A RADNORSHIRE care home has been ordered to pay more than £35,000 after an 88-year-old resident repeatedly got her leg stuck in a bed safety rail.
Barbara Humphreys, a resident of Crosfield House in Rhayader, was admitted to hospital and had to have her leg amputated in November 2018. She died from an unrelated condition three days later.
Merthyr Tydfil Magistrates’ Court heard how Mrs Humphreys, described as a “sweet and funny” woman, was admitted to hospital when her leg, which had repeatedly been trapped between her mattress and the bed rail. This had happened on five separate occasions during her almost four-month stay at Crosfield House. On the final occasion Mrs Humphreys’ leg was found to be discoloured and cold to the touch.
On November 16, 2018, Mrs Humphreys’ right foot and ankle were found “firmly trapped” and a purple colour after becoming wedged between the bed rail and mattress.
It took two carers to free her foot, her inquest in July 2019 at Welshpool heard. She was taken to Bronglais Hospital in Aberystwyth where the decision was made by doctors and her family to amputate the right leg above the knee. She died on November 20.
The surgeon said he could not see injury nor recognise any problems with the medical management but the “physiological stresses were too great for her frail state”, the coroner was told. Assistant coroner Ian Boyes recorded a conclusion of natural causes.
A spokesman for the care home said the inquest had also heard that the discolouration and coldness in the woman’s leg was caused by thrombosis elsewhere in her leg than where the entrapment happened.
An investigation by the Health and Safety Executive (HSE) into the incident found that there was a lack of training and guidance on how to complete a bed rail assessment. Employees at the home had not received any training on the safe use of bed rails and were unaware of the risks from bed rail entrapment.
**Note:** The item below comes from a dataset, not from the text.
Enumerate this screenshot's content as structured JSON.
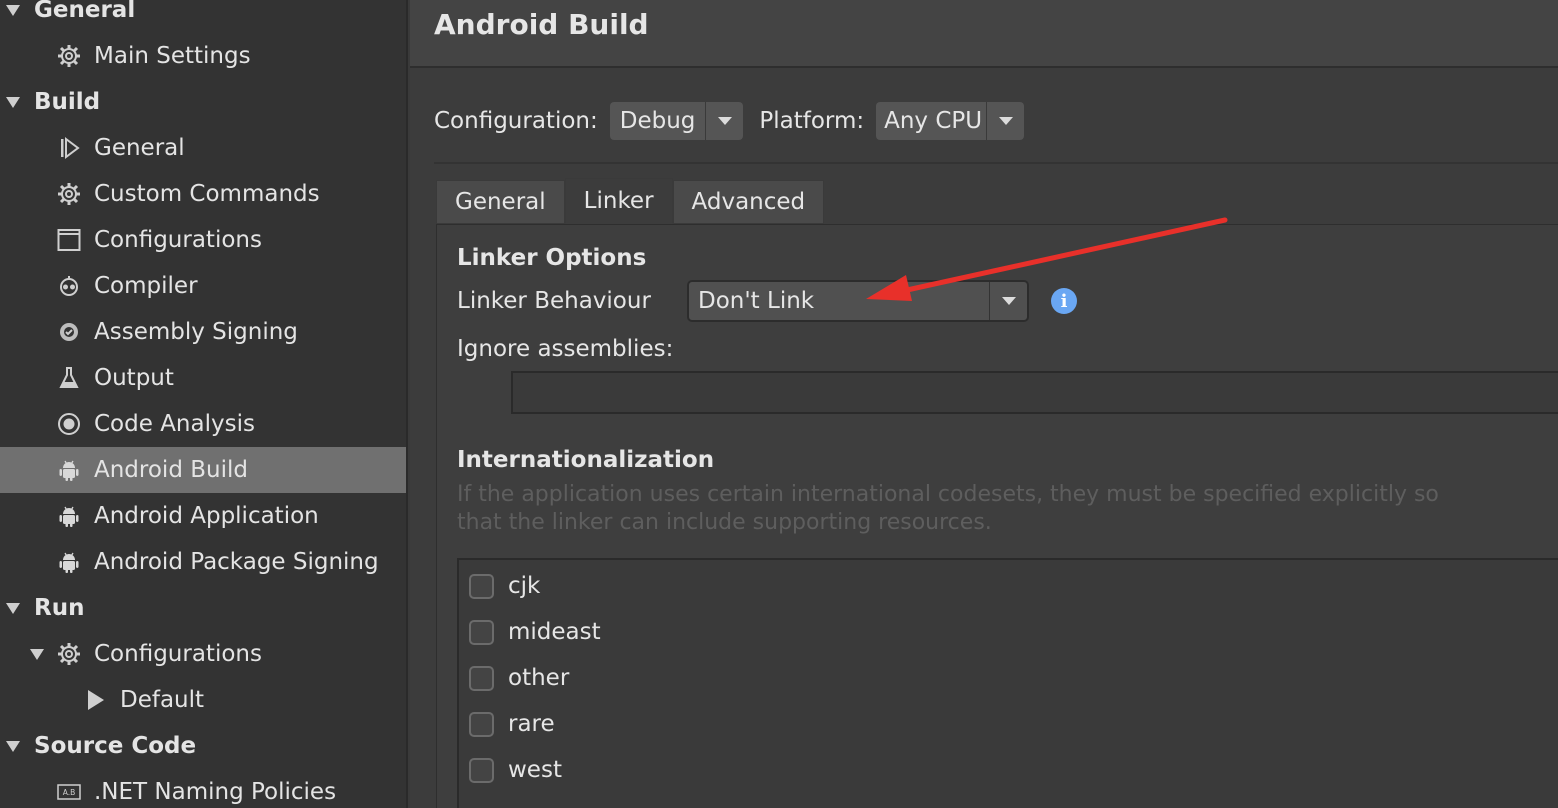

It also found that, despite Mrs Humphreys’ leg becoming repeatedly trapped on separate occasions between September and November 2018, no review on the use of bed rails was carried out.
The care home, located at Dark Lane, Rhayader, pleaded guilty to breaching Section 3 (1) of the Health and Safety at work Act 1974 and were fined £25,000 and ordered to pay costs of £11,747.
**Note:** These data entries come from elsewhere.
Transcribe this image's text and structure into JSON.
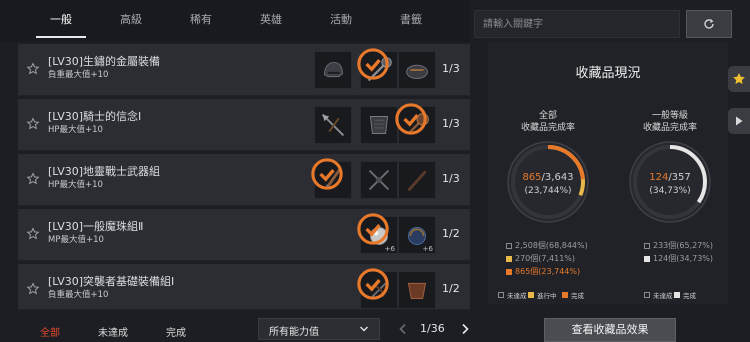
{
  "tabs": [
    {
      "label": "一般",
      "active": true
    },
    {
      "label": "高級",
      "active": false
    },
    {
      "label": "稀有",
      "active": false
    },
    {
      "label": "英雄",
      "active": false
    },
    {
      "label": "活動",
      "active": false
    },
    {
      "label": "書籤",
      "active": false
    }
  ],
  "search": {
    "placeholder": "請輸入關鍵字"
  },
  "rows": [
    {
      "name": "[LV30]生鏽的金屬裝備",
      "stat": "負重最大值+10",
      "count": "1/3"
    },
    {
      "name": "[LV30]騎士的信念Ⅰ",
      "stat": "HP最大值+10",
      "count": "1/3"
    },
    {
      "name": "[LV30]地靈戰士武器組",
      "stat": "HP最大值+10",
      "count": "1/3"
    },
    {
      "name": "[LV30]一般魔珠組Ⅱ",
      "stat": "MP最大值+10",
      "count": "1/2"
    },
    {
      "name": "[LV30]突襲者基礎裝備組Ⅰ",
      "stat": "負重最大值+10",
      "count": "1/2"
    }
  ],
  "slot_badges": [
    "+6",
    "+6"
  ],
  "filters": {
    "all": "全部",
    "incomplete": "未達成",
    "complete": "完成"
  },
  "ability_select": "所有能力值",
  "pager": {
    "text": "1/36"
  },
  "panel": {
    "title": "收藏品現況",
    "overall": {
      "label_line1": "全部",
      "label_line2": "收藏品完成率",
      "done": "865",
      "total": "/3,643",
      "percent": "(23,744%)",
      "legend": [
        "2,508個(68,844%)",
        "270個(7,411%)",
        "865個(23,744%)"
      ],
      "keys": [
        "未達成",
        "進行中",
        "完成"
      ]
    },
    "general": {
      "label_line1": "一般等級",
      "label_line2": "收藏品完成率",
      "done": "124",
      "total": "/357",
      "percent": "(34,73%)",
      "legend": [
        "233個(65,27%)",
        "124個(34,73%)"
      ],
      "keys": [
        "未達成",
        "完成"
      ]
    }
  },
  "view_effects_button": "查看收藏品效果",
  "colors": {
    "accent_orange": "#e8782a",
    "progress_yellow": "#e8b84a",
    "active_red": "#e84a2a",
    "gauge_white": "#e6e6e6"
  }
}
Speaking after the case HSE inspector Sarah Baldwin-Jones said: “The incident could so easily have been avoided by simply conducting a detailed bed rail risk assessment.
“Those who manage bedding equipment should ensure that there are no gaps between the mattress and bed rail, where someone could get trapped.
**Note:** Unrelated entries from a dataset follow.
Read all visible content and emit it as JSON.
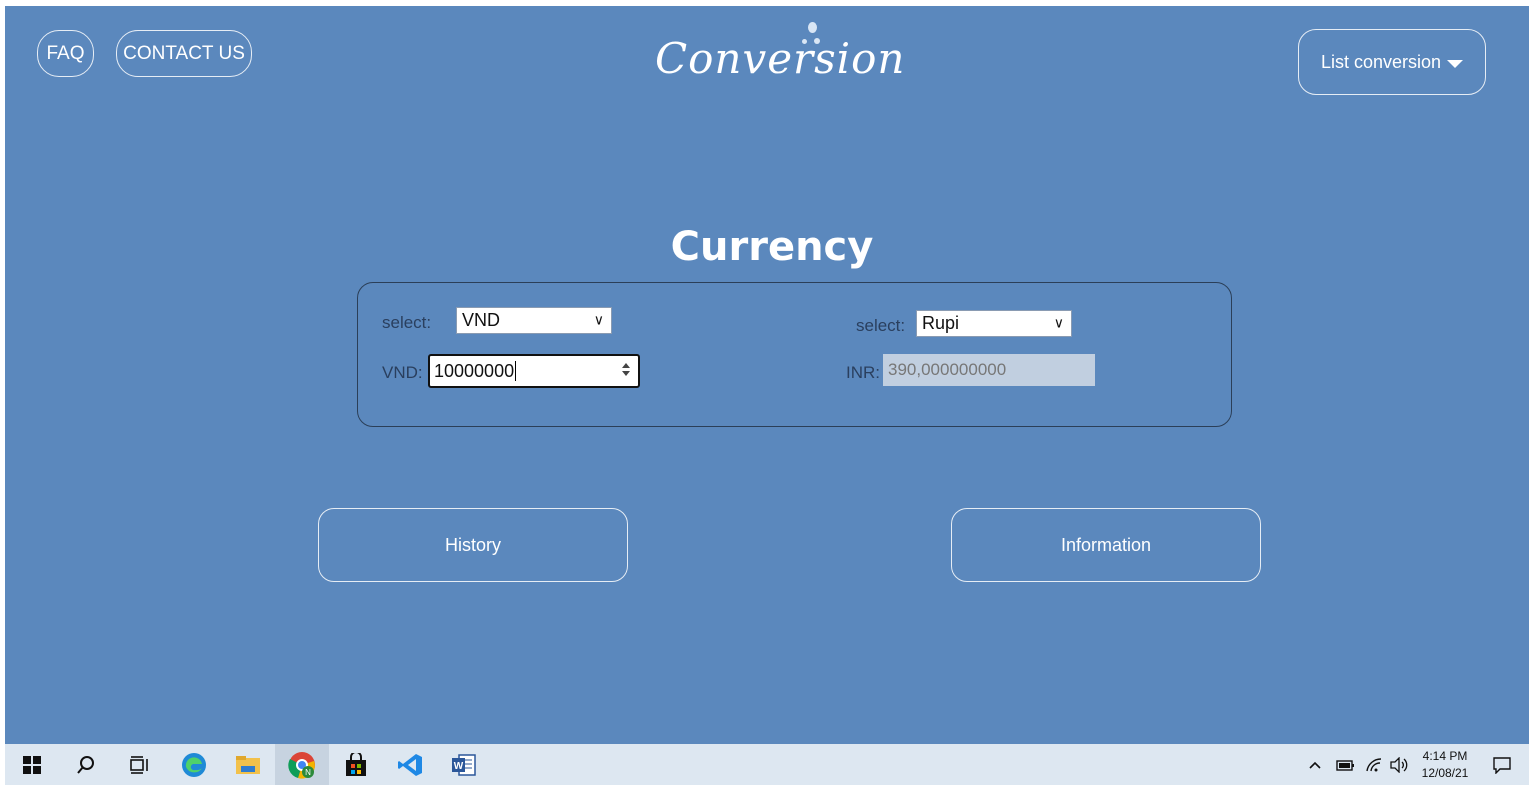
{
  "header": {
    "faq_label": "FAQ",
    "contact_label": "CONTACT US",
    "logo_text": "Conversion",
    "list_conversion_label": "List conversion"
  },
  "main": {
    "title": "Currency",
    "from": {
      "select_label": "select:",
      "selected": "VND",
      "input_label": "VND:",
      "input_value": "10000000"
    },
    "to": {
      "select_label": "select:",
      "selected": "Rupi",
      "output_label": "INR:",
      "output_value": "390,000000000"
    },
    "history_label": "History",
    "information_label": "Information"
  },
  "taskbar": {
    "icons": [
      "windows-start-icon",
      "search-icon",
      "task-view-icon",
      "edge-icon",
      "file-explorer-icon",
      "chrome-icon",
      "store-icon",
      "vscode-icon",
      "word-icon"
    ],
    "time": "4:14 PM",
    "date": "12/08/21"
  },
  "colors": {
    "background": "#5b88bd",
    "panel_border": "#2b3f58",
    "output_bg": "#c1cfe0"
  }
}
“Employees involved in the provision and use of bed rails need to be aware of the key risks and know what to do if they suspect someone may be at risk of entrapment. In this case none of the employees recognised the risks and despite repeated entrapments, nothing was done to prevent recurrence.
“Companies should be aware that HSE will not hesitate to take appropriate enforcement action against those that fall below the required standards.”
Care Inspectorate Wales (CIW) were also called in the wake of Mrs Humphreys’ death and carried out a joint inspection with the HSE – with two improvement notices served. A September 2019 inspection noted that no non-compliance notices were issued.
A spokesperson said: “Care Inspectorate Wales (CIW) would like to offer its condolences to the family of Mrs Humphreys at what must be a very distressing time.
“CIW inspected Crosfield House on November 22 and 23, 2018, with the first inspection visit being carried out jointly with the Health and Safety Inspectorate. HSE issued two improvements notices.
“The provider complied with the notices within the required timescale, addressing the lack of health and safety measures in place in relation to the use of bedrails, staff training and lack of information about their safe use.
“In the most recent CIW inspection of September 24, 2019, no non-compliance notices were issued.”
A spokesperson for Powys County Council added: “We’d like to take this opportunity to send our condolences to the family and friends of Mrs Humphreys for their loss.
“This council raised a safeguarding concern with the Health and Safety Executive. An investigation was then led and managed by the HSE in collaboration with the identified safeguarding partners which resulted in this prosecution.”